Nominal yields of less than 5 per cent seem tiny compared with the levels we got used to over the past 40 years. But in the sweep of history, they are closer to the norm. Victorian rentiers were able to prosper on 2 to 3 per cent.

The crucial test is the level of real interest rates, after allowing for inflation. Here the short-term outlook - at least in continental Europe - brings bad news for savers. Friday brought a sharp rise in continental European inflation only the day after the European Central Bank cut its main lending rate by a quarter percentage point to 4.5 per cent. Average inflation in the euro-zone is thought to have risen to 2.6 per cent in March.

Meanwhile in the UK, where the Bank of England's rate moved down another quarter point to 5.25 per cent, real savings rates for higher-rate tax payers are moving close to zero. A rate of 5 per cent on a savings account translates to 3 per cent after tax and only 0.5 per cent in real terms, assuming that the Bank hits its inflation target of 2.5 per cent.

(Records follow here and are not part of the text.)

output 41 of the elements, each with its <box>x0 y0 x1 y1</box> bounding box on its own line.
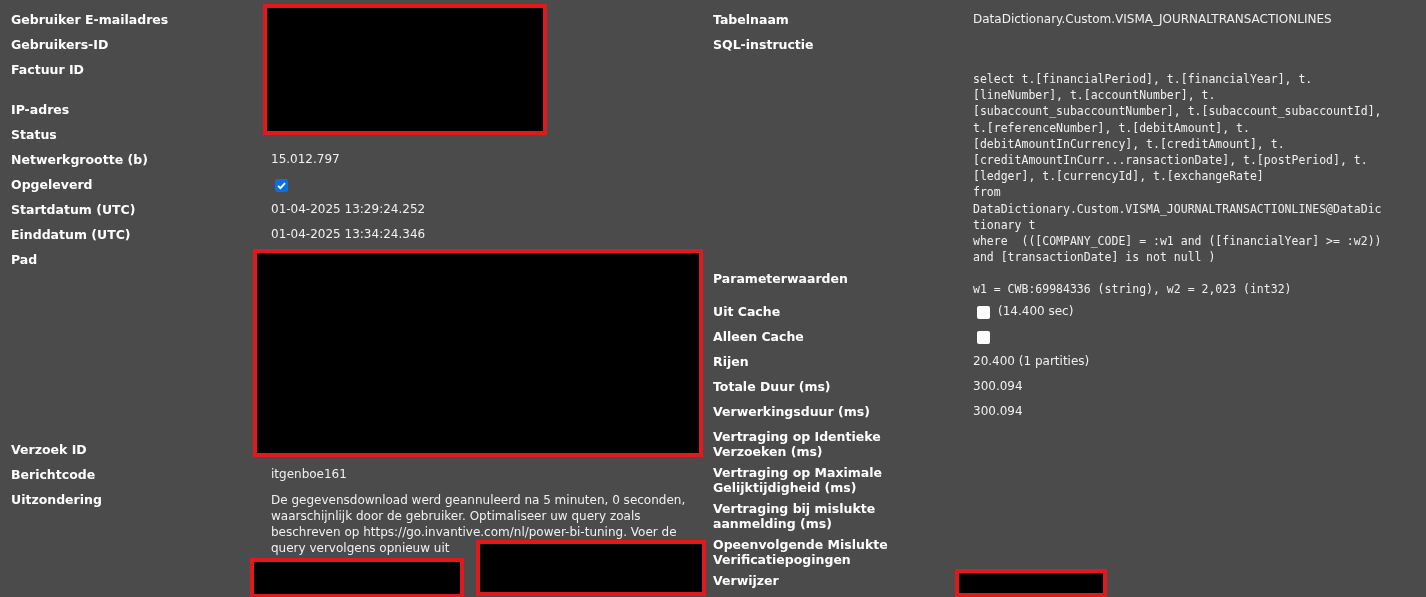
field-value: 01-04-2025 13:29:24.252 <box>271 202 426 216</box>
field-label: Berichtcode <box>11 466 97 484</box>
field-label: SQL-instructie <box>713 36 815 54</box>
field-label: Startdatum (UTC) <box>11 201 137 219</box>
field-label: Uitzondering <box>11 491 103 509</box>
field-label: Verwerkingsduur (ms) <box>713 402 871 421</box>
field-value: 01-04-2025 13:34:24.346 <box>271 227 426 241</box>
field-label: IP-adres <box>11 101 71 119</box>
field-label: Alleen Cache <box>713 327 805 346</box>
field-label: Totale Duur (ms) <box>713 377 832 396</box>
field-value: 300.094 <box>973 378 1023 393</box>
checkbox[interactable] <box>977 330 990 344</box>
field-label: Gebruikers-ID <box>11 36 110 54</box>
field-label: Vertraging bij mislukte aanmelding (ms) <box>713 499 877 531</box>
field-label: Uit Cache <box>713 302 782 321</box>
checkbox[interactable] <box>275 179 288 192</box>
field-label: Vertraging op Identieke Verzoeken (ms) <box>713 427 882 459</box>
field-label: Gebruiker E-mailadres <box>11 11 170 29</box>
checkbox[interactable] <box>977 305 990 319</box>
field-label: Factuur ID <box>11 61 85 79</box>
field-value: 15.012.797 <box>271 152 340 166</box>
field-label: Opeenvolgende Mislukte Verificatiepogingen <box>713 535 889 567</box>
field-label: Einddatum (UTC) <box>11 226 132 244</box>
field-value: itgenboe161 <box>271 467 347 481</box>
field-label: Verzoek ID <box>11 441 88 459</box>
code-value: select t.[financialPeriod], t.[financialYear], t. [lineNumber], t.[accountNumber], t. [subaccount_subaccountNumber], t.[subaccount_subaccountId], t.[referenceNumber], t.[debitAmount], t. [debitAmountInCurrency], t.[creditAmount], t. [creditAmountInCurr...ransactionDate], t.[postPeriod], t. [ledger], t.[currencyId], t.[exchangeRate] from DataDictionary.Custom.VISMA_JOURNALTRANSACTIONLINES@DataDic tionary t where (([COMPANY_CODE] = :w1 and ([financialYear] >= :w2)) and [transactionDate] is not null ) <box>973 71 1383 266</box>
field-label: Rijen <box>713 352 750 371</box>
field-value: 300.094 <box>973 403 1023 418</box>
field-value: 20.400 (1 partities) <box>973 353 1090 368</box>
field-label: Netwerkgrootte (b) <box>11 151 149 169</box>
field-label: Verwijzer <box>713 571 780 590</box>
field-label: Tabelnaam <box>713 11 790 29</box>
field-value: DataDictionary.Custom.VISMA_JOURNALTRANSACTIONLINES <box>973 12 1332 26</box>
field-label: Vertraging op Maximale Gelijktijdigheid (ms) <box>713 463 883 495</box>
code-value: w1 = CWB:69984336 (string), w2 = 2,023 (int32) <box>973 281 1293 298</box>
field-label: Status <box>11 126 58 144</box>
field-label: Opgeleverd <box>11 176 94 194</box>
field-value: (14.400 sec) <box>998 302 1074 318</box>
field-label: Parameterwaarden <box>713 270 849 289</box>
field-label: Pad <box>11 251 39 269</box>
field-value: De gegevensdownload werd geannuleerd na 5 minuten, 0 seconden, waarschijnlijk door de gebruiker. Optimaliseer uw query zoals beschreven op https://go.invantive.com/nl/power-bi-tuning. Voer de query vervolgens opnieuw uit <box>271 492 687 556</box>
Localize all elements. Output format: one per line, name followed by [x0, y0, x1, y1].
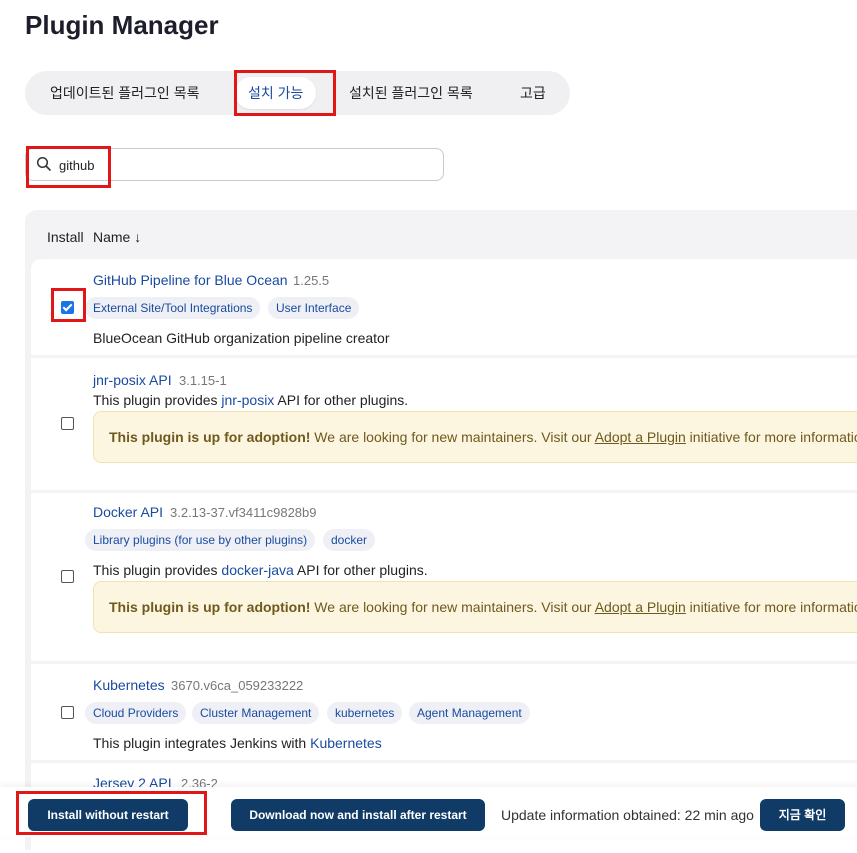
column-header-name[interactable]: Name ↓ [93, 229, 141, 245]
description-link[interactable]: docker-java [221, 562, 293, 578]
install-checkbox[interactable] [61, 301, 74, 314]
adoption-notice: This plugin is up for adoption! We are l… [93, 581, 857, 633]
check-now-button[interactable]: 지금 확인 [760, 799, 845, 831]
table-row: Kubernetes 3670.v6ca_059233222 Cloud Pro… [31, 664, 857, 760]
description-link[interactable]: jnr-posix [221, 392, 274, 408]
adopt-plugin-link[interactable]: Adopt a Plugin [595, 429, 686, 445]
category-tag[interactable]: docker [323, 529, 376, 551]
plugin-description: This plugin provides docker-java API for… [93, 562, 428, 578]
plugin-description: This plugin provides jnr-posix API for o… [93, 392, 409, 408]
plugin-description: BlueOcean GitHub organization pipeline c… [93, 330, 390, 346]
bottom-action-bar: Install without restart Download now and… [0, 787, 857, 837]
category-tag[interactable]: kubernetes [327, 702, 403, 724]
category-tag[interactable]: Cluster Management [192, 702, 320, 724]
category-tag[interactable]: Agent Management [409, 702, 530, 724]
adopt-plugin-link[interactable]: Adopt a Plugin [595, 599, 686, 615]
page-title: Plugin Manager [25, 10, 219, 40]
plugin-name-link[interactable]: GitHub Pipeline for Blue Ocean [93, 272, 288, 288]
plugin-table: Install Name ↓ GitHub Pipeline for Blue … [25, 210, 857, 853]
tab-installed[interactable]: 설치된 플러그인 목록 [349, 71, 473, 115]
download-install-after-restart-button[interactable]: Download now and install after restart [231, 799, 485, 831]
table-row: Docker API 3.2.13-37.vf3411c9828b9 Libra… [31, 493, 857, 661]
category-tag[interactable]: External Site/Tool Integrations [85, 297, 261, 319]
search-box [25, 148, 444, 181]
search-icon [36, 156, 51, 171]
tab-advanced[interactable]: 고급 [520, 71, 546, 115]
search-input[interactable] [57, 153, 431, 177]
plugin-version: 3.1.15-1 [179, 373, 227, 388]
install-checkbox[interactable] [61, 706, 74, 719]
plugin-name-link[interactable]: Kubernetes [93, 677, 165, 693]
update-status-text: Update information obtained: 22 min ago [501, 807, 754, 823]
tab-bar: 업데이트된 플러그인 목록 설치 가능 설치된 플러그인 목록 고급 [25, 71, 570, 115]
category-tag[interactable]: User Interface [268, 297, 360, 319]
tab-updates[interactable]: 업데이트된 플러그인 목록 [50, 71, 199, 115]
table-row: GitHub Pipeline for Blue Ocean 1.25.5 Ex… [31, 259, 857, 355]
adoption-notice: This plugin is up for adoption! We are l… [93, 411, 857, 463]
plugin-name-link[interactable]: jnr-posix API [93, 372, 172, 388]
tab-available[interactable]: 설치 가능 [235, 77, 317, 109]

In a low-inflation world savers need also to consider the measurement of inflation. Quite small differences can be significant. UK inflation, for example, is 2.3 per cent on its headline measure, 1.9 per cent excluding mortgage interest payments but only 1 per cent on the ECB's harmonised index of consumer prices.

Investors might also consider the tendency of inflation indices to overestimate inflation because of their failure to capture effects such as increased quality and specifications for apparently similar goods. According to some estimates that may represent an over-recording of between 0.5 and 2 percentage points.

So are real interest rates really falling? The simplest way to answer is by looking at bank base rates minus inflation.

In the UK, the variation has been remarkable. In 1975, when inflation surged after the oil price rise, the real interest rate plunged to minus 16.5 per cent - a disaster for many savers that was not put right until the end of 1981, when real rates climbed back to 3 per cent.

Then in the mid-1980s, when official interest rates were relatively high and inflation was subdued, savers enjoyed real rates of interest of 7 per cent or more, with a peak of 8.6 per cent in 1985.

It was not until 1994, when the inflationary splurge at the turn of the decade was finally conquered, that real interest rates settled into a more stable pattern, staying mostly at between 3 and 4 per cent.

The question now is whether that pattern is giving way to a period of lower real interest rates, perhaps partly in response to the diminished risk of unpredicted inflation spikes. The trend of rates from index-linked government bonds might suggest as much.

Between 1986 and the end of 1997, the UK indexed gilt yield averaged 3.8 per cent - but in the last 3½ years the average rate has been 2.2 per cent.

In the US, the indexed bond yield is now 3.7 per cent compared with an average of 4.4 per cent last year. But that decline doubtless reflects the effect of a slowing economy on demand for capital.

For the longer term, savers need to ask whether the present stability of prices is likely to persist; for if not, lower rates could present a real threat. There are several reasons for optimism, particularly in Europe. The ECB and the Bank of England now have the independence and the determination to prevent a repeat of previous monetary excesses. Both are now faced with a fiscal loosening - on the spending side in the UK and from a round of tax cutting in Europe - but as Otmar Issing, the ECB chief economist, remarked recently, large "imbalances" are not expected.

The Organisation for Economic Co-operation and Development endorses this view in its recent Outlook. It projects stable inflation of 2 per cent in Europe during the next five years and only 1.7 per cent for the developed world as whole. This would prove to be a benign condition for steady growth - encouraging investment and improving competition through greater price transparency.

That is good news. But in countries such as the UK, which have been used to volatile inflation rates, adjustment to the the new era is needed. Pension funds and providers, for example, have been slow to adjust to lower nominal rates, with serious consequences in the case of Equitable Life.

More broadly, after the pricking of the technology bubble, savers and investors must learn to live in a world where great expectations are closer to Victorian values.